皆さんの話を聞く限り、いわゆる保活のためにかける総時間は最大数百時間に及ぶのではないでしょうか。そして、それでも多くのママ友、特に80点以上のポイントを持っていると思われるママ友たちが落ち、職を失うかもしれないという状況になった人も。また、求職中のママ友たちは、保育園が見つからないと就職できない、また保育料が高いと働く意味が無いが認可には入れなかったと就職をあきらめかけています。あってはならないと思います。

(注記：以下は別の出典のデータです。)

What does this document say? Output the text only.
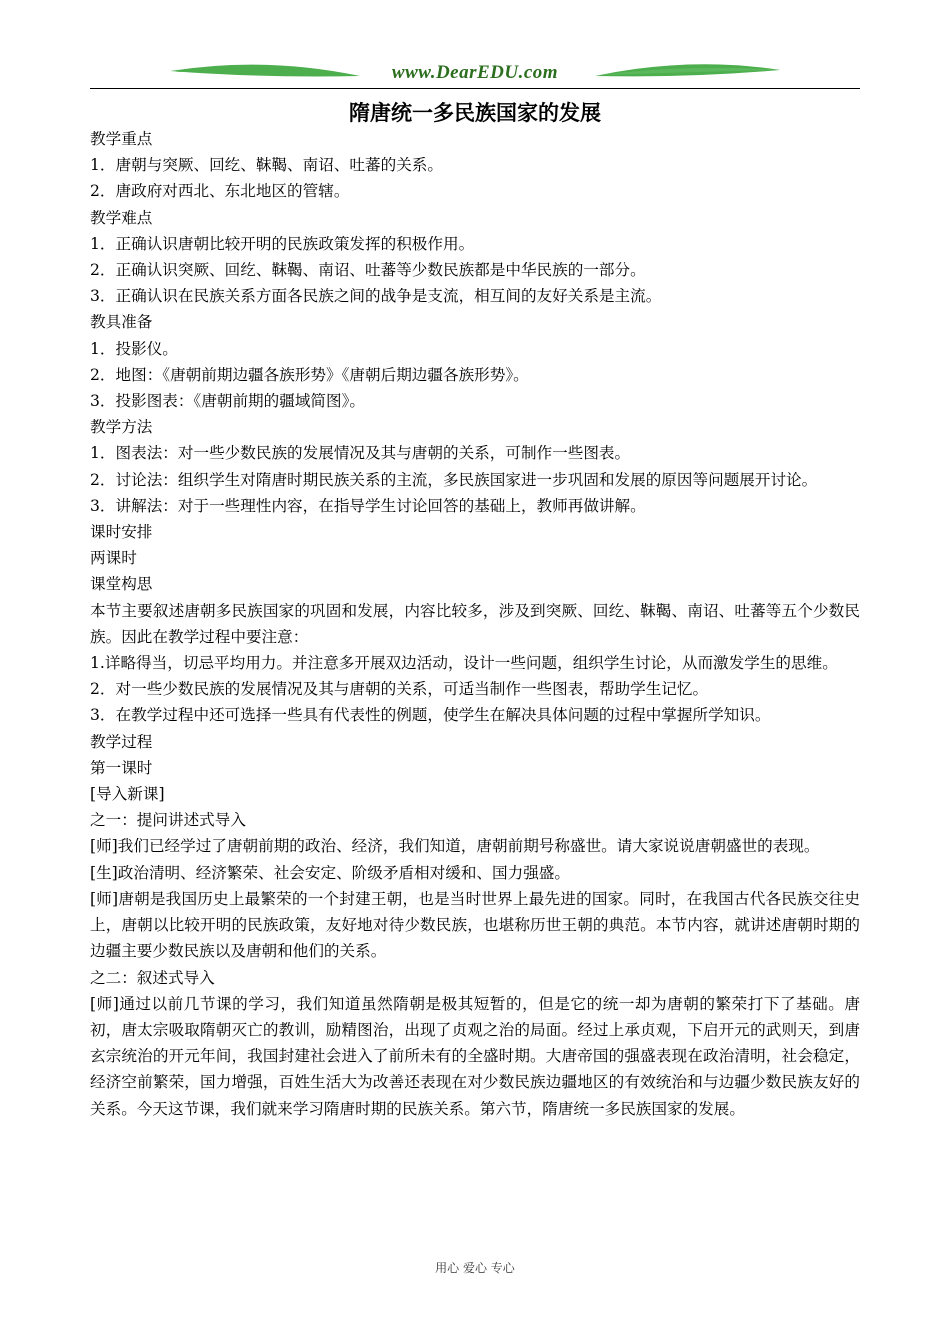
www.DearEDU.com
隋唐统一多民族国家的发展

教学重点

1．唐朝与突厥、回纥、靺鞨、南诏、吐蕃的关系。

2．唐政府对西北、东北地区的管辖。

教学难点

1．正确认识唐朝比较开明的民族政策发挥的积极作用。

2．正确认识突厥、回纥、靺鞨、南诏、吐蕃等少数民族都是中华民族的一部分。

3．正确认识在民族关系方面各民族之间的战争是支流，相互间的友好关系是主流。

教具准备

1．投影仪。

2．地图：《唐朝前期边疆各族形势》《唐朝后期边疆各族形势》。

3．投影图表：《唐朝前期的疆域简图》。

教学方法

1．图表法：对一些少数民族的发展情况及其与唐朝的关系，可制作一些图表。

2．讨论法：组织学生对隋唐时期民族关系的主流，多民族国家进一步巩固和发展的原因等问题展开讨论。

3．讲解法：对于一些理性内容，在指导学生讨论回答的基础上，教师再做讲解。

课时安排

两课时

课堂构思

本节主要叙述唐朝多民族国家的巩固和发展，内容比较多，涉及到突厥、回纥、靺鞨、南诏、吐蕃等五个少数民族。因此在教学过程中要注意：

1.详略得当，切忌平均用力。并注意多开展双边活动，设计一些问题，组织学生讨论，从而激发学生的思维。

2．对一些少数民族的发展情况及其与唐朝的关系，可适当制作一些图表，帮助学生记忆。

3．在教学过程中还可选择一些具有代表性的例题，使学生在解决具体问题的过程中掌握所学知识。

教学过程

第一课时

[导入新课]

之一：提问讲述式导入

[师]我们已经学过了唐朝前期的政治、经济，我们知道，唐朝前期号称盛世。请大家说说唐朝盛世的表现。

[生]政治清明、经济繁荣、社会安定、阶级矛盾相对缓和、国力强盛。

[师]唐朝是我国历史上最繁荣的一个封建王朝，也是当时世界上最先进的国家。同时，在我国古代各民族交往史上，唐朝以比较开明的民族政策，友好地对待少数民族，也堪称历世王朝的典范。本节内容，就讲述唐朝时期的边疆主要少数民族以及唐朝和他们的关系。

之二：叙述式导入

[师]通过以前几节课的学习，我们知道虽然隋朝是极其短暂的，但是它的统一却为唐朝的繁荣打下了基础。唐初，唐太宗吸取隋朝灭亡的教训，励精图治，出现了贞观之治的局面。经过上承贞观，下启开元的武则天，到唐玄宗统治的开元年间，我国封建社会进入了前所未有的全盛时期。大唐帝国的强盛表现在政治清明，社会稳定，经济空前繁荣，国力增强，百姓生活大为改善还表现在对少数民族边疆地区的有效统治和与边疆少数民族友好的关系。今天这节课，我们就来学习隋唐时期的民族关系。第六节，隋唐统一多民族国家的发展。

用心 爱心 专心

練馬区でも待機児童解消のために、小規模保育の拡充や保育園の増設など行っていますが、今回の結果が示す通り追いついていません。特に、新園の建設には、将来、少子化で保育園は無駄になるからそれほど新たに作る必要はない、という反対の声もあります。しかし、これでは悪循環が止まりません。なぜ少子化が進むのか、それは子どもを安心して産み育てることができないからだと思います。まわりのママ友からもこれでは二人目のこどもなど考えられる訳もないと言われます。

練馬区の予算の使い方・プライオリティ付けが、人の生活中心でないということは今まで何度も議会の場で訴えてきました。まさにその典型例です。

さらに、いくら園を作ってもそこで働く方がいなければ何の意味も持ちません。しかし、低賃金重労働な環境のため、保育士不足は深刻です。こうした状況を改善するため、日本全体として、そして練馬区としてもしっかりと向き合っていかなければいけないと思います。